2. CAKE: Beat 3/4 c. sugar and the 5 egg yolks until light and fluffy, about 5 minutes. Fold in the milk, vanilla, flour, and baking powder.
3. In separate bowl, beat the egg whites to soft peaks, adding the cream of tartar after 20 seconds. Gradually add the remaining 1/4 c. sugar and continue beating until whites are glossy and firm, but not dry.
4. Gently fold the whites into the yolk mixture. Pour batter into a greased 9x13" baking dish.
5. Bake about 45 minutes, until toothpick inserted comes out clean. Let cake cool completely on counter top or in fridge. Pierce the cake all over with a fork, taking care not to tear it up.

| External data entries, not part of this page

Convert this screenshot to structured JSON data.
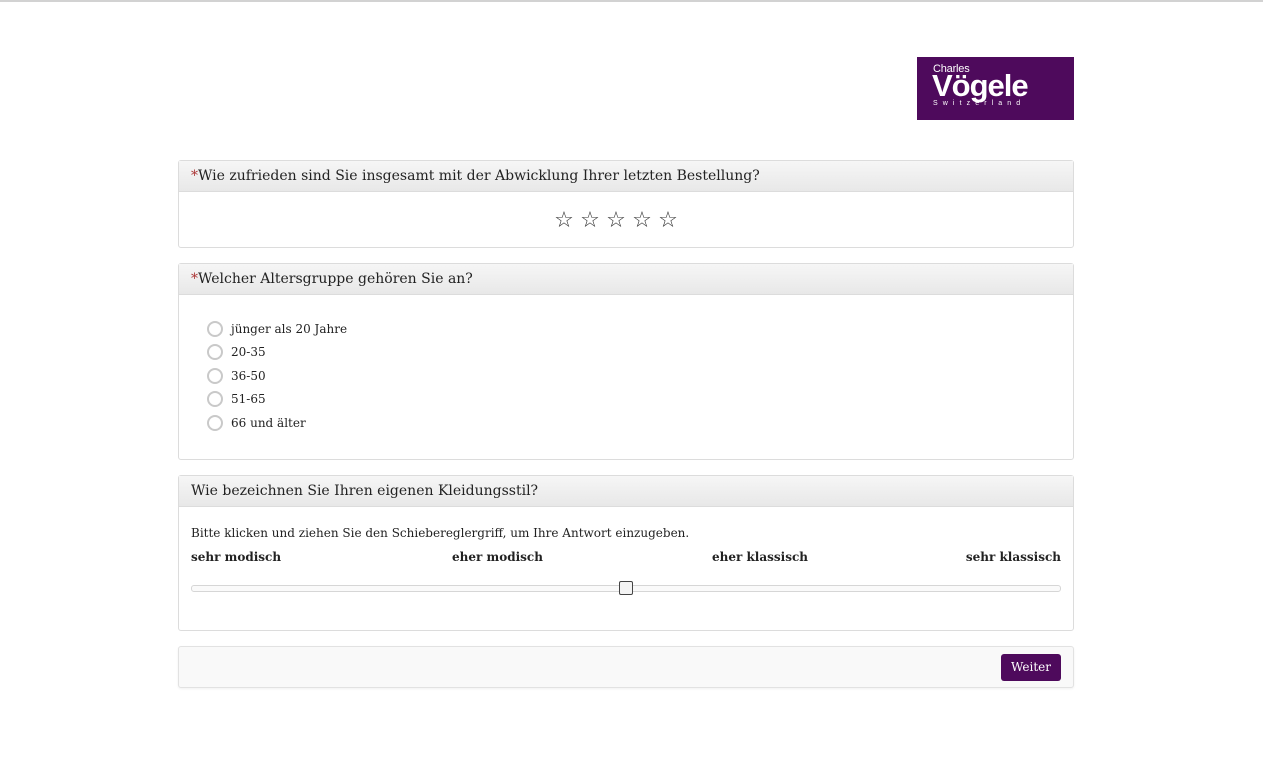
{
  "brand": {
    "line1": "Charles",
    "line2": "Vögele",
    "line3": "Switzerland",
    "color": "#4e0a5c"
  },
  "q1": {
    "required_mark": "*",
    "title": "Wie zufrieden sind Sie insgesamt mit der Abwicklung Ihrer letzten Bestellung?",
    "star_glyph": "☆",
    "rating_selected": 0,
    "rating_max": 5
  },
  "q2": {
    "required_mark": "*",
    "title": "Welcher Altersgruppe gehören Sie an?",
    "options": [
      "jünger als 20 Jahre",
      "20-35",
      "36-50",
      "51-65",
      "66 und älter"
    ]
  },
  "q3": {
    "title": "Wie bezeichnen Sie Ihren eigenen Kleidungsstil?",
    "instruction": "Bitte klicken und ziehen Sie den Schiebereglergriff, um Ihre Antwort einzugeben.",
    "labels": [
      "sehr modisch",
      "eher modisch",
      "eher klassisch",
      "sehr klassisch"
    ],
    "slider_value_fraction": 0.5
  },
  "footer": {
    "next_label": "Weiter"
  }
}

6. MILK SYRUP: In a large bowl, combine evaporated milk, sweetened condense milk, heavy cream, and 1 tbsp. coconut extract. Whisk until well-blended. Pour the syrup over the cake, until it is all absorbed. You can leave in the fridge several hours or overnight to completely absorb into the cake.
7. TOPPING: Toast coconut flakes under a broiler for a few minutes, just until golden. Combine whipped cream with 1 tsp. coconut extract. Using a plastic spatula, spread over the top of the cake. Sprinkle the top with toasted coconut before serving.
* You can color coconut by shaking in a plastic zip-lock bag with green food coloring before toasting, for a "grass" look, and add jelly beans/speckled eggs. I like to make this for Easter dinner.)